Mega Man 9 featured some of the more unique weapons in the series, such as the Galaxy Bomb which absorbed projectiles and nearby enemies. It created some intriguing puzzles throughout the game, especially in the Wily Stages where players needed to use them sparingly to make it through the stage successfully. This also made for some inventive Time Attack runs, where players would have access to every weapon in the game in an attempt to clear the stage with the fastest time. However, in Mega Man 10, outside of a few specific weapons, such as the Rebound Stiker, many of the weapons were either slightly different versions of each other or near-exact copies of previous Mega Man weapons, or even near-useless weapons such as the Thunder Wool. While there is nothing wrong with having throwbacks to previous Mega Man weapons, when nearly half of the weapons are so similar the homage starts to run extremely thin and makes the game feel cheap.

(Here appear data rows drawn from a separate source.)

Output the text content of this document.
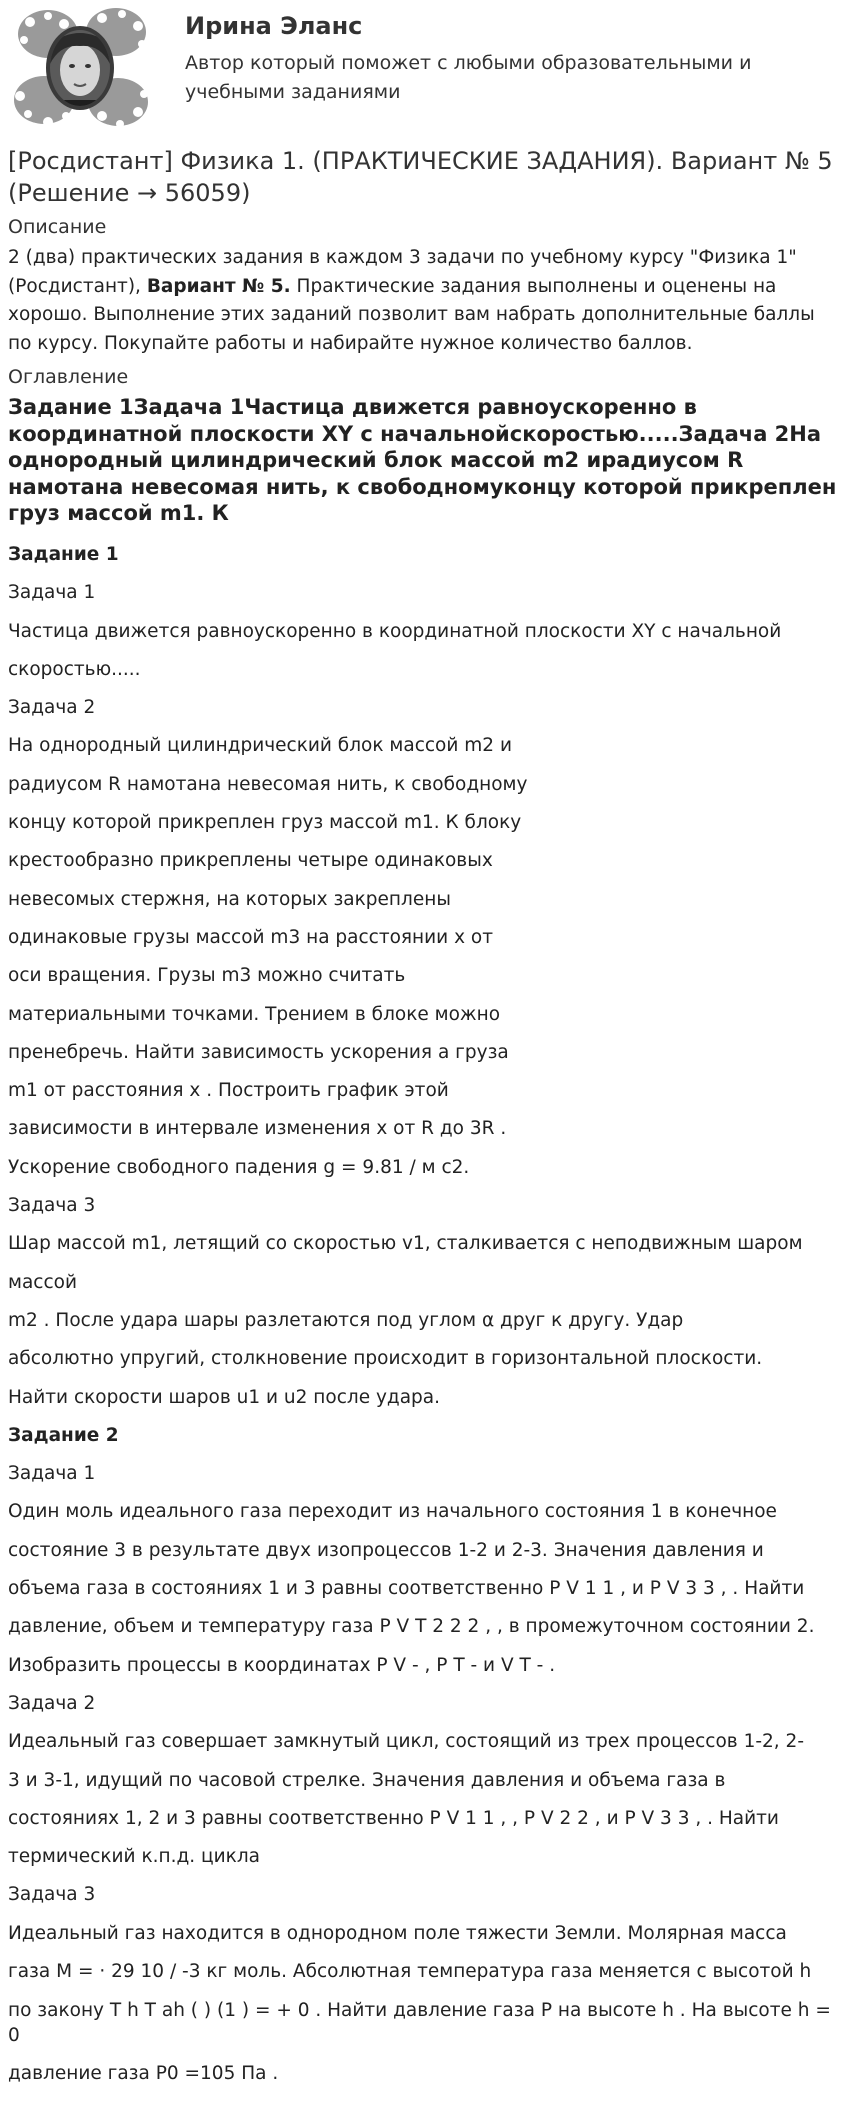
Ирина Эланс
Автор который поможет с любыми образовательными и учебными заданиями
[Росдистант] Физика 1. (ПРАКТИЧЕСКИЕ ЗАДАНИЯ). Вариант № 5 (Решение → 56059)
Описание
2 (два) практических задания в каждом 3 задачи по учебному курсу "Физика 1" (Росдистант), Вариант № 5. Практические задания выполнены и оценены на хорошо. Выполнение этих заданий позволит вам набрать дополнительные баллы по курсу. Покупайте работы и набирайте нужное количество баллов.
Оглавление
Задание 1Задача 1Частица движется равноускоренно в координатной плоскости XY с начальнойскоростью.....Задача 2На однородный цилиндрический блок массой m2 ирадиусом R намотана невесомая нить, к свободномуконцу которой прикреплен груз массой m1. К
Задание 1
Задача 1
Частица движется равноускоренно в координатной плоскости XY с начальной
скоростью.....
Задача 2
На однородный цилиндрический блок массой m2 и
радиусом R намотана невесомая нить, к свободному
концу которой прикреплен груз массой m1. К блоку
крестообразно прикреплены четыре одинаковых
невесомых стержня, на которых закреплены
одинаковые грузы массой m3 на расстоянии x от
оси вращения. Грузы m3 можно считать
материальными точками. Трением в блоке можно
пренебречь. Найти зависимость ускорения a груза
m1 от расстояния x . Построить график этой
зависимости в интервале изменения x от R до 3R .
Ускорение свободного падения g = 9.81 / м с2.
Задача 3
Шар массой m1, летящий со скоростью v1, сталкивается с неподвижным шаром
массой
m2 . После удара шары разлетаются под углом α друг к другу. Удар
абсолютно упругий, столкновение происходит в горизонтальной плоскости.
Найти скорости шаров u1 и u2 после удара.
Задание 2
Задача 1
Один моль идеального газа переходит из начального состояния 1 в конечное
состояние 3 в результате двух изопроцессов 1-2 и 2-3. Значения давления и
объема газа в состояниях 1 и 3 равны соответственно P V 1 1 , и P V 3 3 , . Найти
давление, объем и температуру газа P V T 2 2 2 , , в промежуточном состоянии 2.
Изобразить процессы в координатах P V - , P T - и V T - .
Задача 2
Идеальный газ совершает замкнутый цикл, состоящий из трех процессов 1-2, 2-
3 и 3-1, идущий по часовой стрелке. Значения давления и объема газа в
состояниях 1, 2 и 3 равны соответственно P V 1 1 , , P V 2 2 , и P V 3 3 , . Найти
термический к.п.д. цикла
Задача 3
Идеальный газ находится в однородном поле тяжести Земли. Молярная масса
газа M = · 29 10 / -3 кг моль. Абсолютная температура газа меняется с высотой h
по закону T h T ah ( ) (1 ) = + 0 . Найти давление газа P на высоте h . На высоте h = 0
давление газа P0 =105 Па .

This was one area where Mega Man 10 shined. In Mega Man 9, almost every stage's music could have been switched with another stage's music and it would not have made much of a difference. In Mega Man 10, each stage's music has its own specific theme that perfectly fits the mood, such as the water sounds in Pump Man's stage or the upbeat theme in Strike Man' stage. This is something that should be carried on in Mega Man 11, as the music for a stage can make all the difference in the feel the player gets from it.
While there are other issues with Mega Man 9 and 10 that Capcom could fix in Mega Man 11, implementing the above changes would make for a title that feels less like a rehash of the previous NES games and more like a nostalgic throwback that improves on the series while still sticking to the key gameplay mechanics that old-school players expect out of the series.